A Trevinano, nei pressi di Acquapendente, La Parolina di Iside e Romano si immerge in un contesto dove la storia della Tuscia ha dispiegato le sue trame fin dal lontano 1073. Una data non casuale nella quale Ildebrando di Soana, personaggio chiave per la storia di Sutri e dell’Europa intera, diviene il centocinquantasettesimo Papa della Chiesa Cattolica con il nome di Gregorio VII. Il 1073 è l’anno che compare in un antico documento conservato presso l’Archivio di Stato a Siena.
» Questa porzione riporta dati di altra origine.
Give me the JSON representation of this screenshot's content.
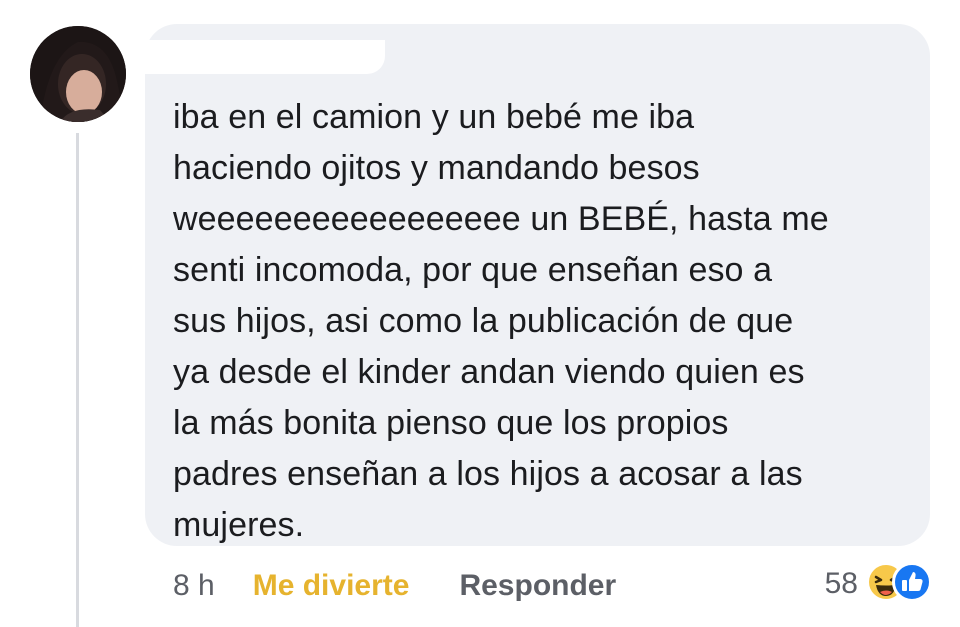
{
  "comment": {
    "lines": [
      "iba en el camion y un bebé me iba",
      "haciendo ojitos y mandando besos",
      "weeeeeeeeeeeeeeeee un BEBÉ, hasta me",
      "senti incomoda, por que enseñan eso a",
      "sus hijos, asi como la publicación de que",
      "ya desde el kinder andan viendo quien es",
      "la más bonita pienso que los propios",
      "padres enseñan a los hijos a acosar a las",
      "mujeres."
    ]
  },
  "actions": {
    "time": "8 h",
    "reaction": "Me divierte",
    "reply": "Responder"
  },
  "reactions": {
    "count": "58",
    "icons": [
      "haha-icon",
      "like-icon"
    ]
  },
  "colors": {
    "bubble": "#eff1f5",
    "reaction_accent": "#e6b32e",
    "like_blue": "#1877f2",
    "meta_gray": "#5c5f66"
  }
}
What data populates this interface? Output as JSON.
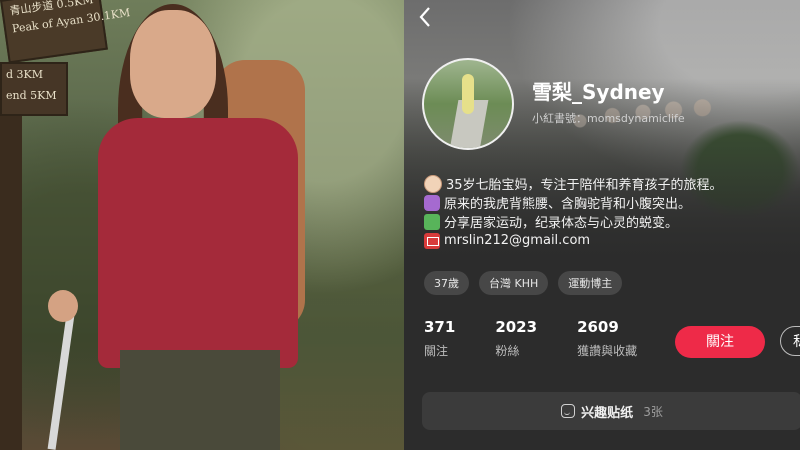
{
  "photo": {
    "sign_lines": [
      "青山步道 0.5KM",
      "Peak of Ayan 30.1KM",
      "d 3KM",
      "end 5KM"
    ]
  },
  "profile": {
    "back_icon": "chevron-left-icon",
    "name": "雪梨_Sydney",
    "red_id": "小紅書號：momsdynamiclife",
    "bio": [
      {
        "icon": "baby-emoji",
        "text": "35岁七胎宝妈，专注于陪伴和养育孩子的旅程。"
      },
      {
        "icon": "pregnant-woman-emoji",
        "text": "原来的我虎背熊腰、含胸驼背和小腹突出。"
      },
      {
        "icon": "running-emoji",
        "text": "分享居家运动，纪录体态与心灵的蜕变。"
      },
      {
        "icon": "mail-emoji",
        "text": "mrslin212@gmail.com"
      }
    ],
    "tags": [
      "37歲",
      "台灣 KHH",
      "運動博主"
    ],
    "stats": [
      {
        "value": "371",
        "label": "關注"
      },
      {
        "value": "2023",
        "label": "粉絲"
      },
      {
        "value": "2609",
        "label": "獲讚與收藏"
      }
    ],
    "follow_label": "關注",
    "message_label": "私",
    "sticker": {
      "label": "兴趣贴纸",
      "count": "3张"
    }
  },
  "colors": {
    "follow_button": "#ee2a48",
    "background": "#2c2c2c",
    "tag_background": "#474747"
  }
}
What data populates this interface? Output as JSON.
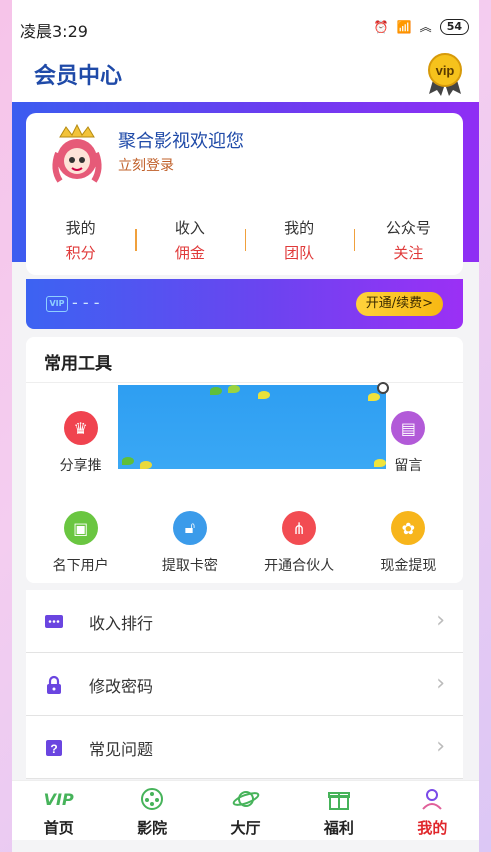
{
  "status_bar": {
    "time": "凌晨3:29",
    "battery": "54"
  },
  "header": {
    "title": "会员中心",
    "badge_text": "vip"
  },
  "profile": {
    "welcome": "聚合影视欢迎您",
    "login": "立刻登录"
  },
  "stats": [
    {
      "line1": "我的",
      "line2": "积分"
    },
    {
      "line1": "收入",
      "line2": "佣金"
    },
    {
      "line1": "我的",
      "line2": "团队"
    },
    {
      "line1": "公众号",
      "line2": "关注"
    }
  ],
  "vip_strip": {
    "icon_text": "VIP",
    "status": "- - -",
    "button": "开通/续费>"
  },
  "tools": {
    "title": "常用工具",
    "row1": [
      {
        "label": "分享推",
        "icon": "crown-icon",
        "color": "#f0434f"
      },
      {
        "label": "",
        "icon": "",
        "color": ""
      },
      {
        "label": "",
        "icon": "",
        "color": ""
      },
      {
        "label": "留言",
        "icon": "store-icon",
        "color": "#b25ad8"
      }
    ],
    "row2": [
      {
        "label": "名下用户",
        "icon": "user-card-icon",
        "color": "#6ac641"
      },
      {
        "label": "提取卡密",
        "icon": "lock-icon",
        "color": "#3b9bea"
      },
      {
        "label": "开通合伙人",
        "icon": "network-icon",
        "color": "#f24c52"
      },
      {
        "label": "现金提现",
        "icon": "gear-icon",
        "color": "#f7b51b"
      }
    ]
  },
  "menu": [
    {
      "label": "收入排行",
      "icon": "chat-icon",
      "color": "#6a45e0"
    },
    {
      "label": "修改密码",
      "icon": "lock-icon",
      "color": "#6a45e0"
    },
    {
      "label": "常见问题",
      "icon": "question-icon",
      "color": "#6a45e0"
    }
  ],
  "bottom_nav": [
    {
      "label": "首页",
      "icon": "vip-logo-icon"
    },
    {
      "label": "影院",
      "icon": "film-reel-icon"
    },
    {
      "label": "大厅",
      "icon": "planet-icon"
    },
    {
      "label": "福利",
      "icon": "gift-icon"
    },
    {
      "label": "我的",
      "icon": "user-icon",
      "active": true
    }
  ]
}
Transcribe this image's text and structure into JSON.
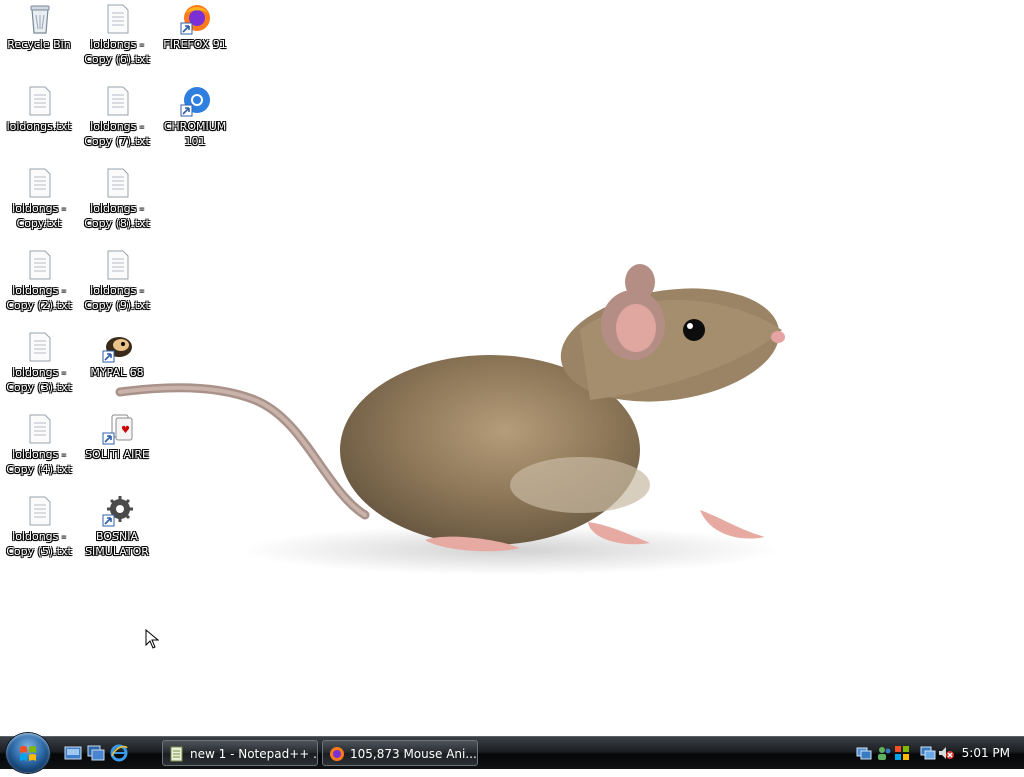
{
  "desktop": {
    "icons": [
      {
        "label": "Recycle Bin",
        "icon": "recycle-bin-icon"
      },
      {
        "label": "loldongs.txt",
        "icon": "text-file-icon"
      },
      {
        "label": "loldongs - Copy.txt",
        "icon": "text-file-icon"
      },
      {
        "label": "loldongs - Copy (2).txt",
        "icon": "text-file-icon"
      },
      {
        "label": "loldongs - Copy (3).txt",
        "icon": "text-file-icon"
      },
      {
        "label": "loldongs - Copy (4).txt",
        "icon": "text-file-icon"
      },
      {
        "label": "loldongs - Copy (5).txt",
        "icon": "text-file-icon"
      },
      {
        "label": "loldongs - Copy (6).txt",
        "icon": "text-file-icon"
      },
      {
        "label": "loldongs - Copy (7).txt",
        "icon": "text-file-icon"
      },
      {
        "label": "loldongs - Copy (8).txt",
        "icon": "text-file-icon"
      },
      {
        "label": "loldongs - Copy (9).txt",
        "icon": "text-file-icon"
      },
      {
        "label": "MYPAL 68",
        "icon": "mypal-shortcut-icon"
      },
      {
        "label": "SOLITI AIRE",
        "icon": "solitaire-shortcut-icon"
      },
      {
        "label": "BOSNIA SIMULATOR",
        "icon": "gear-shortcut-icon"
      },
      {
        "label": "FIREFOX 91",
        "icon": "firefox-shortcut-icon"
      },
      {
        "label": "CHROMIUM 101",
        "icon": "chromium-shortcut-icon"
      }
    ]
  },
  "wallpaper": {
    "subject": "mouse-photo"
  },
  "taskbar": {
    "quick_launch": [
      "show-desktop-icon",
      "switch-windows-icon",
      "internet-explorer-icon"
    ],
    "buttons": [
      {
        "label": "new 1 - Notepad++ ...",
        "icon": "notepad-plus-plus-icon"
      },
      {
        "label": "105,873 Mouse Ani...",
        "icon": "firefox-icon"
      }
    ],
    "tray_icons": [
      "network-icon",
      "users-icon",
      "windows-update-icon",
      "network-connection-icon",
      "volume-muted-icon"
    ],
    "clock": "5:01 PM"
  }
}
Un’antica pergamena ritrovata sul monte Amiata presso il monastero del SS. Salvatore  identificata come il documento più antico sul quale compaia il nome di Trevinano.

La Parolina

La Parolina di Iside e Romano offre dunque l’occasione per visitare l’incontaminata riserva naturale del Monte Rufeno, territorio anticamente popolato da civiltà arcaiche e su cui i Romani imposero il proprio insediamento fino ad approdare all’alba dell’epoca medioevale, quando Matilde di Canossa volle che fosse costruita la Basilica romanica di Santa Cristina, consacrata poi nel 1078 proprio da Gregorio VII.

Essendo stati trovati nella zona di Trevinano numerosi e antichi insediamenti Etruschi si pensa che il nome provenga proprio da questi, ma l’ipotesi che pare più attendibile è quella che vede la zona, collocata al crocevia tra Lazio,Toscana ed Umbria, uno snodo cruciale per i pellegrini della Via Francigena. Da considerare quindi l’importanza logistica del luogo che rappresentava, per l’appunto, un “trivio” tra la via “Perugina”, l’ “Orvietana” e la Via Cassia verso Roma. A testimoniare l’importanza logistica dell’intera area possono  ricordarsi gli innumerevoli presidi templari che dalla Tuscia Est si dislocavano lungo tutta al Francigena e la Cassia verso Roma. Da citare, ad esempio, la Commenda templare di Santa Maria in Capita, Tra Bagnoregio e Montefiascone, che controllava il passo verso Orvieto e Roma.

La Parolina di Iside e Romano è dunque una deliziosa opportunità che, attraverso una cucina emozionale, rende onore al proprio palato e alla propria anima. Un’imperdibile occasione di incontro con la storia che, dalla Tuscia, tocca l’interesse dell’Europa intera.  Con l’occasione sono da visitare  anche il Castello di Trevinano, Boncompagni Ludovisi, e la piccola chiesetta cinquecentesca di San Rocco voluta dai fratelli Monaldeschi della Cervara feudatari del territorio di Acquapendente.